- Born: 1917 Roseville, New South Wales
- Died: 2006 (aged 88–89)
- Occupation: Engineer
- Known for: Automobile steering

= Arthur Ernest Bishop =

Australian engineer and inventor

Arthur Ernest Bishop AM (1917 – 2006) was an Australian engineer and inventor.

==Life==
Bishop was born in Sydney, New South Wales in 1917. He demonstrated highly innovative capabilities during the Second World War relating to overcoming problems of instability of aircraft tail-wheel landing gear during take-off and landing, and was awarded license fees for his inventions. These were significant and partly as a result, he was able in 1954 to move to Detroit, Michigan, United States, with ideas and patents to improve steering systems for automobiles, and for the next two decades introduced improvements into various vehicles around the world mainly in aspects of hydraulically powered and variable-ratio steering.
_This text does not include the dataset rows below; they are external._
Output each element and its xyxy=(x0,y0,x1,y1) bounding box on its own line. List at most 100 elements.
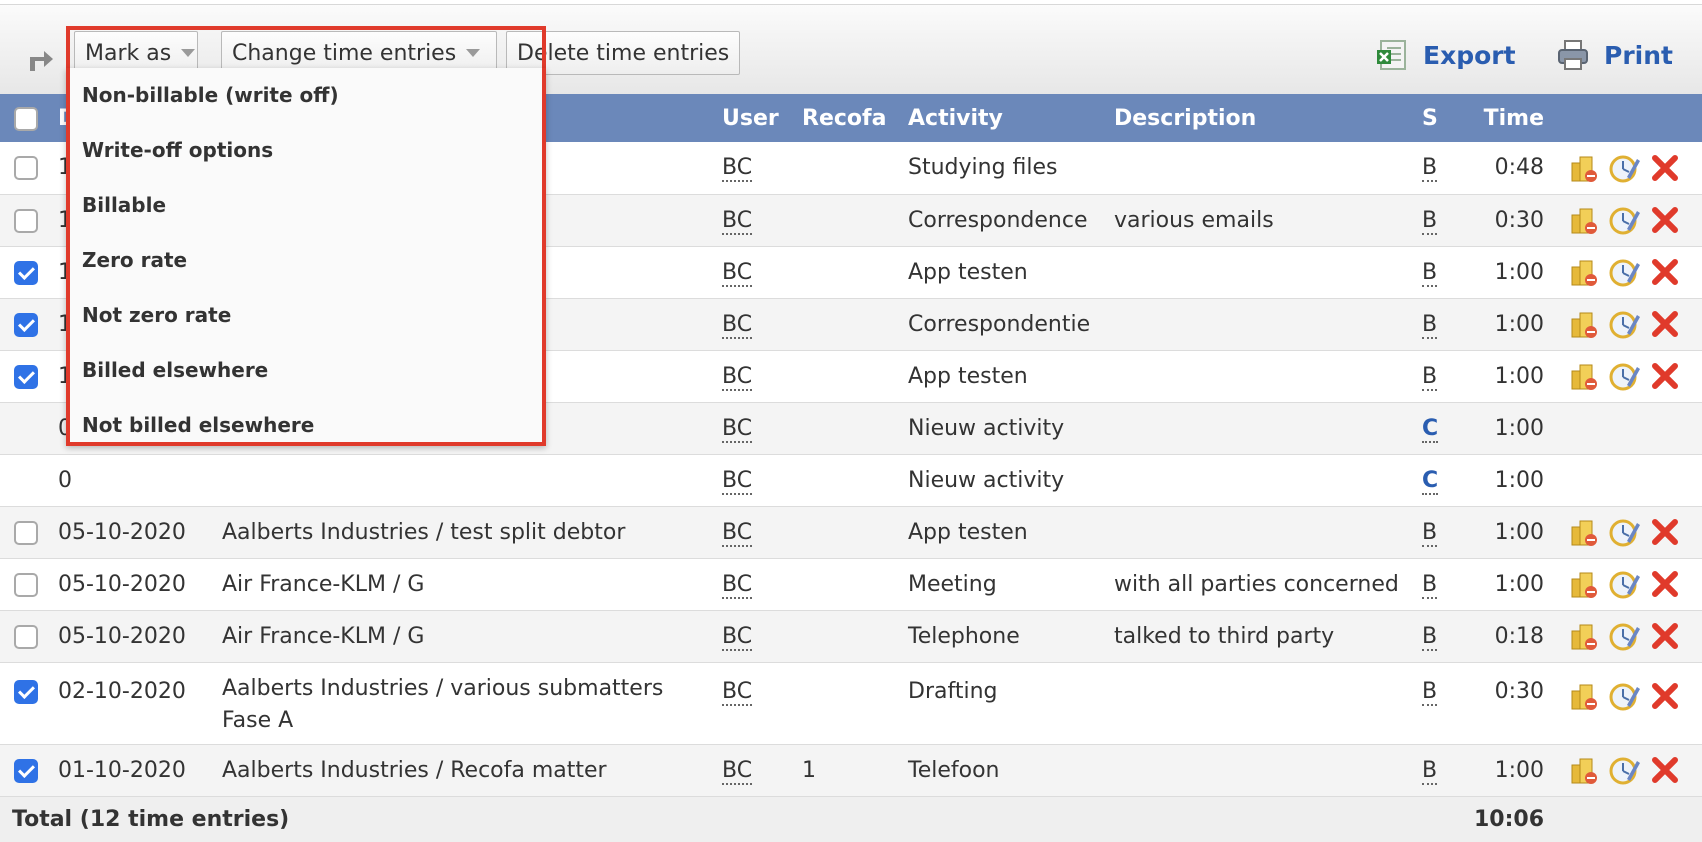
invoice-icon[interactable] xyxy=(1566,203,1600,237)
user-cell: BC xyxy=(710,350,790,403)
row-checkbox[interactable] xyxy=(14,758,38,783)
select-cell xyxy=(0,298,46,351)
time-cell: 1:00 xyxy=(1458,454,1554,507)
edit-timer-icon[interactable] xyxy=(1607,567,1641,601)
user-abbr: BC xyxy=(722,311,753,339)
table-row[interactable]: 01-10-2020 Aalberts Industries / Recofa m… xyxy=(0,744,1702,797)
date-cell: 05-10-2020 xyxy=(46,610,210,663)
edit-timer-icon[interactable] xyxy=(1607,203,1641,237)
status-cell: B xyxy=(1410,246,1458,299)
select-all-cell xyxy=(0,94,46,142)
header-actions xyxy=(1554,94,1702,142)
menu-item-zero-rate[interactable]: Zero rate xyxy=(70,233,542,288)
invoice-icon[interactable] xyxy=(1566,753,1600,787)
header-time[interactable]: Time xyxy=(1458,94,1554,142)
invoice-icon[interactable] xyxy=(1566,515,1600,549)
menu-item-write-off-options[interactable]: Write-off options xyxy=(70,123,542,178)
invoice-icon[interactable] xyxy=(1566,255,1600,289)
header-activity[interactable]: Activity xyxy=(896,94,1102,142)
row-checkbox[interactable] xyxy=(14,260,38,285)
select-cell xyxy=(0,194,46,247)
header-status[interactable]: S xyxy=(1410,94,1458,142)
edit-timer-icon[interactable] xyxy=(1607,255,1641,289)
menu-item-not-zero-rate[interactable]: Not zero rate xyxy=(70,288,542,343)
recofa-cell xyxy=(790,298,896,351)
time-cell: 0:30 xyxy=(1458,194,1554,247)
header-user[interactable]: User xyxy=(710,94,790,142)
user-abbr: BC xyxy=(722,207,753,235)
table-row[interactable]: 02-10-2020 Aalberts Industries / various … xyxy=(0,662,1702,745)
date-cell: 05-10-2020 xyxy=(46,506,210,559)
menu-item-billed-elsewhere[interactable]: Billed elsewhere xyxy=(70,343,542,398)
delete-icon[interactable] xyxy=(1648,515,1682,549)
invoice-icon[interactable] xyxy=(1566,567,1600,601)
table-row[interactable]: 05-10-2020 Aalberts Industries / test spl… xyxy=(0,506,1702,559)
mark-as-label: Mark as xyxy=(85,40,172,66)
menu-item-not-billed-elsewhere[interactable]: Not billed elsewhere xyxy=(70,398,542,453)
status-code[interactable]: C xyxy=(1422,415,1439,443)
actions-cell xyxy=(1554,506,1702,559)
invoice-icon[interactable] xyxy=(1566,151,1600,185)
edit-timer-icon[interactable] xyxy=(1607,619,1641,653)
row-checkbox[interactable] xyxy=(14,156,38,181)
edit-timer-icon[interactable] xyxy=(1607,753,1641,787)
invoice-icon[interactable] xyxy=(1566,679,1600,713)
user-abbr: BC xyxy=(722,415,753,443)
edit-timer-icon[interactable] xyxy=(1607,151,1641,185)
select-cell xyxy=(0,402,46,455)
header-recofa[interactable]: Recofa xyxy=(790,94,896,142)
time-cell: 1:00 xyxy=(1458,298,1554,351)
invoice-icon[interactable] xyxy=(1566,307,1600,341)
date-cell: 01-10-2020 xyxy=(46,744,210,797)
actions-cell xyxy=(1554,610,1702,663)
status-cell: B xyxy=(1410,142,1458,195)
total-time: 10:06 xyxy=(1458,796,1554,842)
menu-item-billable[interactable]: Billable xyxy=(70,178,542,233)
status-cell: B xyxy=(1410,194,1458,247)
delete-icon[interactable] xyxy=(1648,567,1682,601)
time-entries-app: Mark as Change time entries Delete time … xyxy=(0,0,1702,842)
export-link[interactable]: Export xyxy=(1375,35,1516,75)
recofa-cell: 1 xyxy=(790,744,896,797)
invoice-icon[interactable] xyxy=(1566,359,1600,393)
menu-item-non-billable[interactable]: Non-billable (write off) xyxy=(70,68,542,123)
edit-timer-icon[interactable] xyxy=(1607,359,1641,393)
header-description[interactable]: Description xyxy=(1102,94,1410,142)
delete-icon[interactable] xyxy=(1648,151,1682,185)
change-time-entries-label: Change time entries xyxy=(232,40,457,66)
row-checkbox[interactable] xyxy=(14,312,38,337)
user-cell: BC xyxy=(710,298,790,351)
status-code[interactable]: C xyxy=(1422,467,1439,495)
delete-icon[interactable] xyxy=(1648,619,1682,653)
table-row[interactable]: 0 BC Nieuw activity C 1:00 xyxy=(0,454,1702,507)
chevron-down-icon xyxy=(466,49,481,57)
select-all-checkbox[interactable] xyxy=(14,106,38,131)
date-cell: 0 xyxy=(46,454,210,507)
delete-icon[interactable] xyxy=(1648,359,1682,393)
row-checkbox[interactable] xyxy=(14,679,38,704)
status-code: B xyxy=(1422,623,1438,651)
delete-icon[interactable] xyxy=(1648,307,1682,341)
row-checkbox[interactable] xyxy=(14,520,38,545)
edit-timer-icon[interactable] xyxy=(1607,307,1641,341)
row-checkbox[interactable] xyxy=(14,572,38,597)
print-link[interactable]: Print xyxy=(1556,35,1673,75)
select-cell xyxy=(0,558,46,611)
row-checkbox[interactable] xyxy=(14,624,38,649)
row-checkbox[interactable] xyxy=(14,364,38,389)
invoice-icon[interactable] xyxy=(1566,619,1600,653)
row-checkbox[interactable] xyxy=(14,208,38,233)
edit-timer-icon[interactable] xyxy=(1607,679,1641,713)
table-row[interactable]: 05-10-2020 Air France-KLM / G BC Meeting wit… xyxy=(0,558,1702,611)
time-cell: 0:18 xyxy=(1458,610,1554,663)
delete-icon[interactable] xyxy=(1648,753,1682,787)
delete-icon[interactable] xyxy=(1648,679,1682,713)
table-row[interactable]: 05-10-2020 Air France-KLM / G BC Telephone t… xyxy=(0,610,1702,663)
edit-timer-icon[interactable] xyxy=(1607,515,1641,549)
time-cell: 1:00 xyxy=(1458,246,1554,299)
time-cell: 0:30 xyxy=(1458,662,1554,745)
delete-icon[interactable] xyxy=(1648,255,1682,289)
user-abbr: BC xyxy=(722,363,753,391)
delete-icon[interactable] xyxy=(1648,203,1682,237)
select-cell xyxy=(0,662,46,745)
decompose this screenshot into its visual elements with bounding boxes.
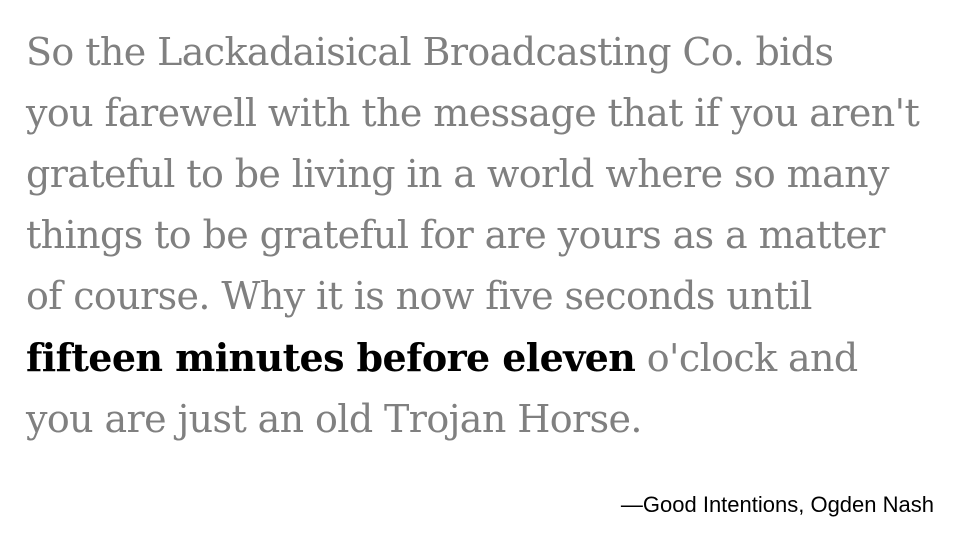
quote-text: So the Lackadaisical Broadcasting Co. bi…: [26, 22, 946, 450]
quote-line-6-rest: o'clock and: [635, 336, 858, 380]
quote-line-5: of course. Why it is now five seconds un…: [26, 274, 812, 318]
quote-line-3: grateful to be living in a world where s…: [26, 152, 889, 196]
quote-line-7: you are just an old Trojan Horse.: [26, 397, 642, 441]
quote-line-6: fifteen minutes before eleven o'clock an…: [26, 327, 946, 389]
quote-line-2: you farewell with the message that if yo…: [26, 91, 920, 135]
quote-emphasis: fifteen minutes before eleven: [26, 335, 636, 380]
quote-line-4: things to be grateful for are yours as a…: [26, 213, 885, 257]
attribution: —Good Intentions, Ogden Nash: [620, 492, 934, 517]
quote-line-1: So the Lackadaisical Broadcasting Co. bi…: [26, 30, 834, 74]
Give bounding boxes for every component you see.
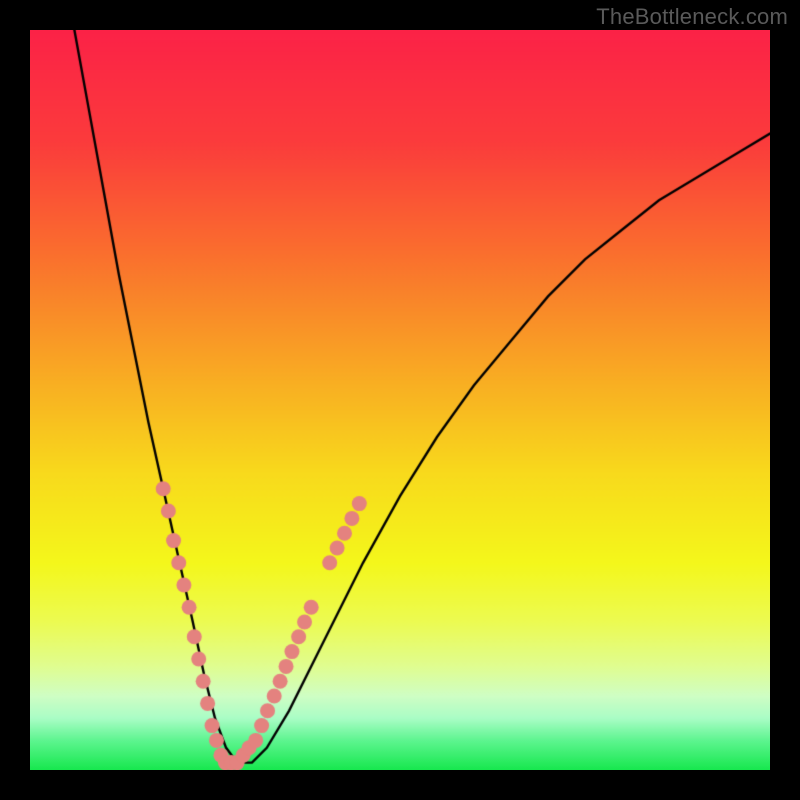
bottleneck-curve bbox=[30, 30, 770, 770]
chart-frame: TheBottleneck.com bbox=[0, 0, 800, 800]
watermark-text: TheBottleneck.com bbox=[596, 4, 788, 30]
plot-area bbox=[30, 30, 770, 770]
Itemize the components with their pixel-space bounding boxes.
In order to license the ideas or supply purpose-built manufacturing equipment, he developed both lower-cost methods for mass production, while also giving improvements to steering feel and vehicle response. By the 1970s he had returned to Australia as a base, and had developed a variable-ratio rack and pinion using a normal pinion, regarded at the time by gearing experts as being theoretically impossible, and also a low-cost forging method for the variable rack to eliminate machining of the teeth. His organisation grew to include over 200 personnel world-wide, and he created over 300 patents.

== Global policy ==
He was one of the signatories of the agreement to convene a convention for drafting a world constitution. As a result, for the first time in human history, a World Constituent Assembly convened to draft and adopt the Constitution for the Federation of Earth.

== Death ==
He died in 2006.

==Awards==
- 1984 Member of the Order of Australia.
- 2001 Centenary Medal
- As well as receiving a number of Australian awards, in 2003 he was elected as the first Australian Fellow of the Society of Automotive Engineers International.